S3 is a bucket for storing data in Amazon's Simple Storage Service, a cloud-based storage solution provided by AWS. S3 buckets allow users to store and retrieve data at any time from anywhere on the web.

ingestr supports S3 as a source.

URI format

The URI format for S3 is as follows:

plaintext
s3://?access_key_id=<access_key_id>&secret_access_key=<secret_access_key>

URI parameters:

  • access_key_id and secret_access_key : Used for accessing S3 bucket.

The --source-table must be in the format:

{bucket name}/{file glob}

Setting up a S3 Integration

S3 requires an access_key_id and a secret_access_key to access the bucket. Please follow the guide on dltHub to obtain credentials. Once you've completed the guide, you should have an access_key_id and secret_access_key. From the S3 URI, you can extract the bucket_name and path_to_files

For example, if your access_key_id is AKC3YOW7E, secret_access_key is XCtkpL5B, bucket name is my_bucket, and path_to_files is students/students_details.csv, here's a sample command that will copy the data from the S3 bucket into a DuckDB database:

sh
ingestr ingest \
    --source-uri 's3://?access_key_id=AKC3YOW7E&secret_access_key=XCtkpL5B' \
    --source-table 'my_bucket/students/students_details.csv' \
    --dest-uri duckdb:///s3.duckdb \
    --dest-table 'dest.students_details'

The result of this command will be a table in the DuckDB database in the path s3.duckdb.
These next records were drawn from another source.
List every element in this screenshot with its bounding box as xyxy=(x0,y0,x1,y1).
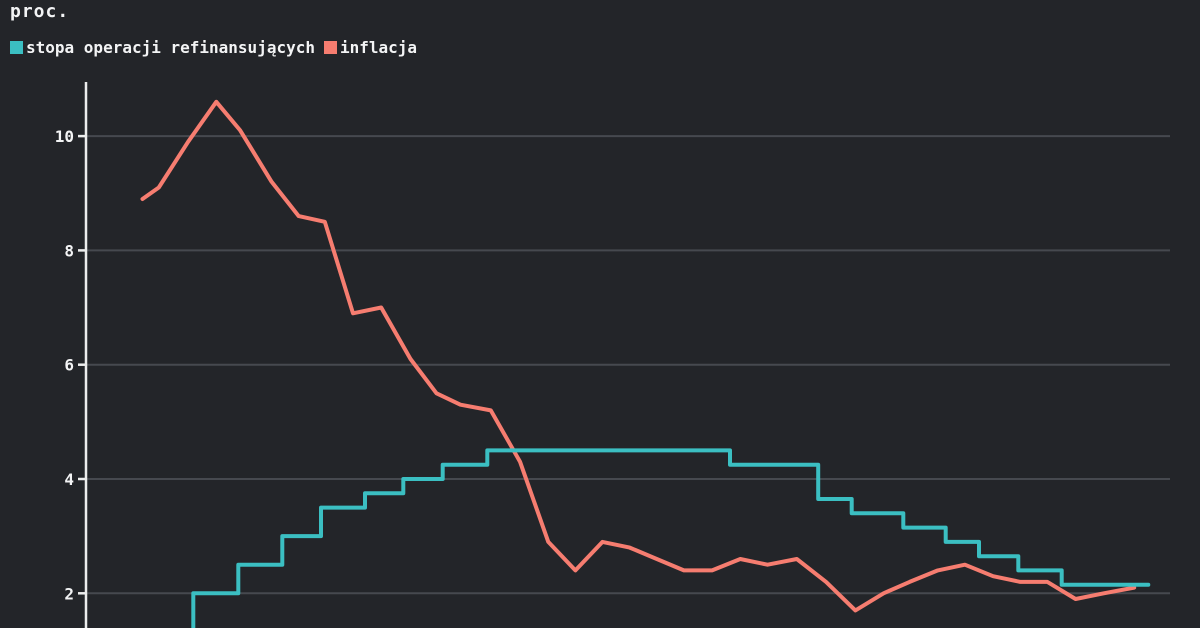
rate-legend-swatch-icon xyxy=(10,41,23,54)
rate-legend-label: stopa operacji refinansujących xyxy=(26,38,315,57)
legend: stopa operacji refinansujących inflacja xyxy=(10,38,417,57)
inflation-legend-label: inflacja xyxy=(339,38,418,57)
legend-item-rate: stopa operacji refinansujących xyxy=(10,38,315,57)
y-tick-label: 8 xyxy=(64,241,74,260)
inflation-line xyxy=(140,99,1137,613)
y-tick-label: 2 xyxy=(64,584,74,603)
y-tick-label: 4 xyxy=(64,470,74,489)
y-tick-label: 6 xyxy=(64,356,74,375)
chart-title: proc. xyxy=(10,1,70,22)
refinancing-rate-line xyxy=(191,448,1151,628)
y-tick-label: 10 xyxy=(55,127,74,146)
legend-item-inflation: inflacja xyxy=(323,38,418,57)
inflation-legend-swatch-icon xyxy=(323,41,337,54)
Below are some examples of path patterns, each path pattern is a glob you can specify after the bucket name:

  • **/*.csv: Retrieves all the CSV files, regardless of how deep they are within the folder structure.
  • *.csv: Retrieves all the CSV files from the first level of a folder.
  • myFolder/**/*.jsonl: Retrieves all the JSONL files from anywhere under myFolder.
  • myFolder/mySubFolder/users.parquet: Retrieves the users.parquet file from mySubFolder.
  • employees.jsonl: Retrieves the employees.jsonl file from the root level of the bucket.